What’s Next: Partisan recriminations began almost immediately, but the reality is the deal was probably built to fail.
Four billion in new spending was way too much for many Republicans, and not nearly enough for many Democrats. And vice versa on Taxes, where it was always going to be a struggle to fit each side’s priorities into a $4 billion cut.
The final Tax Bill was a disappointment to many, and the Legislature should start over with a package that focuses on long-term relief for small businesses.
Out of $4 billion in tax reductions and credits over three years, only about half went to permanent tax relief. Only about $175 million directly benefited small businesses as a whole (federal conformity + C/I property tax reduction).
The nominal individual rate cut would have provided about $100 per year in relief for individuals making over $100,000 per year, a paltry amount compared to the Senate’s original plan of about $1,000 per year in relief.

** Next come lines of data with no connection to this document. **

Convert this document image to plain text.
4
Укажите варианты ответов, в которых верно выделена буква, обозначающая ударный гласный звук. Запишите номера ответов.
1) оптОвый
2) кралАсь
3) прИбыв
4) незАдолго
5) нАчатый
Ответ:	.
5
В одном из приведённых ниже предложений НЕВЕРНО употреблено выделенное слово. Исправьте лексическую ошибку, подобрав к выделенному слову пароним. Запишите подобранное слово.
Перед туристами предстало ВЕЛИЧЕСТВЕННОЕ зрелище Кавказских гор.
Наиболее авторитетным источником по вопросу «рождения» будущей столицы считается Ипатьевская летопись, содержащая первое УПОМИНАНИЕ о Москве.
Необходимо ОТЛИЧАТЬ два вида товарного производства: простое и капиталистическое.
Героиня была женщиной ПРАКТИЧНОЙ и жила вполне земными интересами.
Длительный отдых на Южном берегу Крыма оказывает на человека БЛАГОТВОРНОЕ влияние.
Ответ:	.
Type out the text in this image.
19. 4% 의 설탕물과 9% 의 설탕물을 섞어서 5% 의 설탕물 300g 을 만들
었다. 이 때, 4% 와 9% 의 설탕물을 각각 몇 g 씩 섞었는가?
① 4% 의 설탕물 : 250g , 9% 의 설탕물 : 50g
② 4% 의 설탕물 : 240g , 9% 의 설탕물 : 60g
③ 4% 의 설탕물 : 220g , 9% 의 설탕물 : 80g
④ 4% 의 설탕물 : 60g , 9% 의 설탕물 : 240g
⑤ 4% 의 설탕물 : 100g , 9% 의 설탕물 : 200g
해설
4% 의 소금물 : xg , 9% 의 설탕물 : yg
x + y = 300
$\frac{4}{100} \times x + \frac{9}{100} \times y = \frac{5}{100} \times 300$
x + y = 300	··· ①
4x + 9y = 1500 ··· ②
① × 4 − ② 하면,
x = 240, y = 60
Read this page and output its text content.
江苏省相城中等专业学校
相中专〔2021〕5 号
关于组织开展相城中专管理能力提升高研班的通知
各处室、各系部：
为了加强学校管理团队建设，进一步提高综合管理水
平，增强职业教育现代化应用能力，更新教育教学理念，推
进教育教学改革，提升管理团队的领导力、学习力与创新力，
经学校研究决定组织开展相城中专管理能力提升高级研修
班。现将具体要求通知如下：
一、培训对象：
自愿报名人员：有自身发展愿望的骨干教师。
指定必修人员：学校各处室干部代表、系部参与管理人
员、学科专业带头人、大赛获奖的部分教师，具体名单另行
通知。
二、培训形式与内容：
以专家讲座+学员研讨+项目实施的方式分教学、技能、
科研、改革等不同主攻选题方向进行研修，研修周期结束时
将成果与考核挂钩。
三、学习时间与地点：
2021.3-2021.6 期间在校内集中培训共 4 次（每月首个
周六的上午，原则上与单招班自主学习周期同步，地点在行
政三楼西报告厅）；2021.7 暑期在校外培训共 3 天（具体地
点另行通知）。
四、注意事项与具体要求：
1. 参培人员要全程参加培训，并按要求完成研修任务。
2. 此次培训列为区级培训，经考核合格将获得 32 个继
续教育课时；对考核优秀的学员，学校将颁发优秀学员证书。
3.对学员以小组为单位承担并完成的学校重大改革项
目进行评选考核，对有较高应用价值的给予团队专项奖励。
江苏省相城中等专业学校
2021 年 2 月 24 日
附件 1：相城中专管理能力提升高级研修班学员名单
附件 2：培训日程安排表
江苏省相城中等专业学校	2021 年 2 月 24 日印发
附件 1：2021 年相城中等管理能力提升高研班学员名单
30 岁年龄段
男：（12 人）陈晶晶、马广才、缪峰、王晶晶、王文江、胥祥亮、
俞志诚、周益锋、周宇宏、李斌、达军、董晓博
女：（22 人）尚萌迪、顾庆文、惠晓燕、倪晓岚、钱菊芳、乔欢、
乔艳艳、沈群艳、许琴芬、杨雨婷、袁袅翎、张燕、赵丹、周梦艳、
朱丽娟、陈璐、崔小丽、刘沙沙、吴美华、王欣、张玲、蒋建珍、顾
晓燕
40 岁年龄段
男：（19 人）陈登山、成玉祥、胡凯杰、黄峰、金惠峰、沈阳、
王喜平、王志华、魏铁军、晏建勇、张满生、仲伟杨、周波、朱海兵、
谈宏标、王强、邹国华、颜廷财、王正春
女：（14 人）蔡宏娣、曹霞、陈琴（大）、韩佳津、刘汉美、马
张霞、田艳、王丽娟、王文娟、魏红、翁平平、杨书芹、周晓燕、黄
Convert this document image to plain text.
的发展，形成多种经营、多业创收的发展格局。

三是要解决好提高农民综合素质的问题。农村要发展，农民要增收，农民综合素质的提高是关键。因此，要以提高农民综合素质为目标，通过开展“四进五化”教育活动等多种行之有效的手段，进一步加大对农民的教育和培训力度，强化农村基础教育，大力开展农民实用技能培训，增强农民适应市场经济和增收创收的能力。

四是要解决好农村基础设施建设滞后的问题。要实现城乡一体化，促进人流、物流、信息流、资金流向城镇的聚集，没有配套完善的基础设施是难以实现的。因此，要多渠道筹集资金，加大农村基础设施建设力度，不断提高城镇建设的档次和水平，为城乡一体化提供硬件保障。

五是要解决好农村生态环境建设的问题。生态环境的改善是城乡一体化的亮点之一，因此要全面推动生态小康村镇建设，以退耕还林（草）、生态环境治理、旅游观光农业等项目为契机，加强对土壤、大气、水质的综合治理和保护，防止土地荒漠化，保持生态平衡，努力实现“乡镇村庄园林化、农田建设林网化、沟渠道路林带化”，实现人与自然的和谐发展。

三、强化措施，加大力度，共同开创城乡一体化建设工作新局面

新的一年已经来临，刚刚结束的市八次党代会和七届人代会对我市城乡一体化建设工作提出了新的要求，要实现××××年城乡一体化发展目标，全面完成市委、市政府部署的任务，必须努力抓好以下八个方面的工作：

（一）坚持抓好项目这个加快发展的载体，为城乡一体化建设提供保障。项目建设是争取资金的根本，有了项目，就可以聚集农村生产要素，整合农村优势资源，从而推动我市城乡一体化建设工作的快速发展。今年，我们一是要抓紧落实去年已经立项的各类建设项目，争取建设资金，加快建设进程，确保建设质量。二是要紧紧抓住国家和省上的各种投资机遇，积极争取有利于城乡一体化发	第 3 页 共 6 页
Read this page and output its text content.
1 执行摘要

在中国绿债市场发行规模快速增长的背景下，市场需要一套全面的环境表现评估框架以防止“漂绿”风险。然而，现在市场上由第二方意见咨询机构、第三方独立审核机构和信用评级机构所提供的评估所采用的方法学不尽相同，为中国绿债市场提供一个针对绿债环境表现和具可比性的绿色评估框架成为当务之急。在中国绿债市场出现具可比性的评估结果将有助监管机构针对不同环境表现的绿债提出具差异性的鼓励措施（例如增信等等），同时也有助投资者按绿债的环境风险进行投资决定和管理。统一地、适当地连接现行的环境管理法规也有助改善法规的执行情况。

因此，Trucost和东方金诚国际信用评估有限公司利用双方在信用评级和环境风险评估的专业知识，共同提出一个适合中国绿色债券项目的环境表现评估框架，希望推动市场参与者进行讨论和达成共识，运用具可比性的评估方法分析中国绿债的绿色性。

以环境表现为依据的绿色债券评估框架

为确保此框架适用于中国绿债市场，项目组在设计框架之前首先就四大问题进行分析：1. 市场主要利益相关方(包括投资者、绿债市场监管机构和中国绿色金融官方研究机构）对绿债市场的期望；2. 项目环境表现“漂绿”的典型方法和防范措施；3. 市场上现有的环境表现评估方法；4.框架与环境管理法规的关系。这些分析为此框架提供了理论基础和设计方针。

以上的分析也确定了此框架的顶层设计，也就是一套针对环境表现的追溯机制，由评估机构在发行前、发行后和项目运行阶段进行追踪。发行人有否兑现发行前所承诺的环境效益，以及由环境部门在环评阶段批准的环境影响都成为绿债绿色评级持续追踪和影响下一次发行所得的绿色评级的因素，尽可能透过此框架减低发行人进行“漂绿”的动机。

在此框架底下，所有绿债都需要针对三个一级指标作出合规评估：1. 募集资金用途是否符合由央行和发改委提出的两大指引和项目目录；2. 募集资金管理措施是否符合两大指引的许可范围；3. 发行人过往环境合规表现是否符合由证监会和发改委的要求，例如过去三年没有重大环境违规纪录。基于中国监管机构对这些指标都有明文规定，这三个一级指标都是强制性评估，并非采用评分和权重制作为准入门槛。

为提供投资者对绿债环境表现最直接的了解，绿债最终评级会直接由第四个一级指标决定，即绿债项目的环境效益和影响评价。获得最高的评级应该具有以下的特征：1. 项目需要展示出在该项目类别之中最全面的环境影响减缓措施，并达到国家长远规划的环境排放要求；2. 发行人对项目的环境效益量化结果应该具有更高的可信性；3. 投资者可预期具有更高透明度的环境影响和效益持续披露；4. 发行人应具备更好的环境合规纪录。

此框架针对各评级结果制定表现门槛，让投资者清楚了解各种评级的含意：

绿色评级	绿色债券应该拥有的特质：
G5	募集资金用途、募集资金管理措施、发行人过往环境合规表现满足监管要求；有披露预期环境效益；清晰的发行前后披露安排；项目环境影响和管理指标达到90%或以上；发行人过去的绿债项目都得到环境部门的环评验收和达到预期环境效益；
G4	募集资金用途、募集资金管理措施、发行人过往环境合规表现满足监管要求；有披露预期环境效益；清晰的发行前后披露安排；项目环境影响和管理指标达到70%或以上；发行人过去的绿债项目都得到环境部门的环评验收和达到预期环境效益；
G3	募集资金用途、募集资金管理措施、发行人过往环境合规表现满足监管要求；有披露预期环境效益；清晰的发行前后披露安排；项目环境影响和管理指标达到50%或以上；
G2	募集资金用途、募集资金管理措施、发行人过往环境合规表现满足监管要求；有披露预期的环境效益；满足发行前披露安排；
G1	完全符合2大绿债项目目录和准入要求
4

The renter’s credit expansion – we’re one of only about a dozen states with such a credit – would have eaten up a larger and larger share of the budget over time.
But the session wasn’t just about the final week. Over the course of nearly four months, the Legislature and Governor Walz accomplished two major things for NFIB MN and small businesses around the state:
- UI Tax Relief: Facing a $2.7 billion deficit in the state’s unemployment insurance system, the Legislature (belatedly) agreed to wipe out the debt and a decade or more of UI payroll tax increases. Hundreds of NFIB Members responded to action alerts on supporting this relief, and we heard from many who were facing staggering increases in their UI bills.
- Reinsurance: For those who buy insurance on their own, rather than getting it through their employers, the reinsurance program is a vital lifeline that prevents double digit health insurance premium increases. Reinsurance has prevented the collapse of the private individual market over the past five years. This deal continues the stabilization program for three years.
Other successes are largely measured in defeating expensive and impractical mandates sought by Democrats in the Minnesota House. Thankfully, NFIB MN was able to work with the Senate to block every harmful mandate, fee increase, and tax that came from the House.
Special Session: Despite previously saying he wouldn’t call one to finish any work left undone, Governor Walz says he’s open to having a special session because “you don’t get to the one yard line and go home.”
Well, ask the 1999 Tennessee Titans or 2014 Seattle Seahawks about that.
House DFLers also want a special session.
Our view is it’s for the best if there is no special session. Leaving the deal unfinished means we’ll enter the 2023 session – a real budget year – with about a $12 billion surplus (pending the impact of inflation/potential recession).
Let voters decide how that money should be spent: on major tax reform that gets us out of the top ten in key tax rates, or growing a budget that has already seen a 54% increase in the last ten years.